Roberto Trostli provides the historical and philosophical groundwork. In this second installment of his thorough research into the founding of the first Waldorf school, he establishes two additional fundamental dimensions of a College of Teachers. In the first part (printed in the previous issue of the Research Bulletin) he described the essential tasks of a College. In the current installment he adds a discussion of both the membership and the rationale for having a College of Teachers at all. He concludes with a moving meditation on the spiritual forces at the heart of the Waldorf endeavor. From the other end of the spectrum, Liz Beaven describes the biography of one College of Teachers. In her lively telling, the exhilaration, exhaustion, and gradual transformation of the College on which she has served for many years constitute an instructive story of institutional maturation. What works for one stage of development becomes a hindrance if not metamorphosed into something new as the institution changes and grows a thought that must sound familiar to any serious student of child development.
Between fundamental groundwork and historical biography, three shorter articles describe practices that aim to bridge the gap between intention and practice. Holly Koteen-Soule offers practical and inspiring advice on how to arrange and conduct meetings so the spiritual intentions of both the earthly and the spiritual beings concerned may be fulfilled. Basing her advice on many years of practice, she shows that tending to both the physical and spiritual aspects of the meeting, as well as to the human soul dimensions, can create an instrument through which the conversation between heaven and earth can sound.
In separate articles, Martyn Rawson and I write about trying to incorporate contemplative practices into the daily life of schools. Rawson considers the theoretical dimensions of intuition as a research tool, and then describes an action-research project in a school in Germany wherein teachers attempted to resolve longstanding difficulties utilizing contemplative methods. My own article, which like Trostli’s and Koteen-Soule’s is part of an upcoming publication of the Pedagogical Section Council, advocates incorporating contemplative practices into College of Teachers meetings. It describes the rationale, benefits, dangers, and safeguards needed for this type of work, and offers practical formats for Colleges to try.
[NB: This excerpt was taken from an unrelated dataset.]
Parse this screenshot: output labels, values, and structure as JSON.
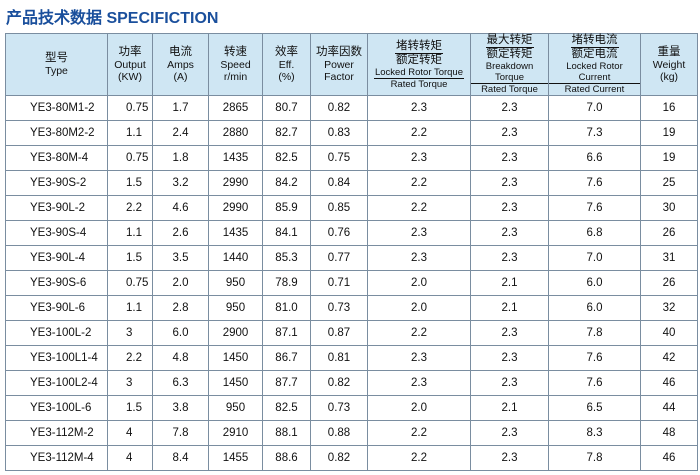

Taken as a totality, these five articles form “The College Issue” of the Research Bulletin. Long-time readers know that it is not common for this journal to focus on one theme, yet we feel that this particular topic lives so strongly in the minds of both practitioners and students of Waldorf education that it merits a consolidation of this kind. We hope that gathering the material in this way will allow this issue of the journal to serve as fruitful study material for those wishing to enliven their practice or research.
On a separate track, our reader extraordinaire, Dorit Winter, reviews David Brooks’ book, The Social Animal. Brooks is an unusual contemporary thinker, and his book advocates some of the very qualities that a good Waldorf teacher would strive to cultivate in a growing child. Winter engages with Brooks’ ideas and terminology in light of her many years as a Waldorf educator. She finds much to appreciate in his contemplation of what really matters in life.
A brief report from the Online Waldorf Library is also included. Readers are warmly encouraged to utilize this rich resource.
As always, keep your reflections and suggestions coming. We will publish some letters from readers in upcoming issues. One unexpected vote of support came from Dr. Don Petry, president of the National Council of Private School Accreditation, who told Patrice Maynard of AWSNA that the kind of research presented in the Bulletin, together with the depth of opinion behind it, is an outstanding example of independent school literature. In this season of political wrangling, we thank Dr. Petry for his endorsement.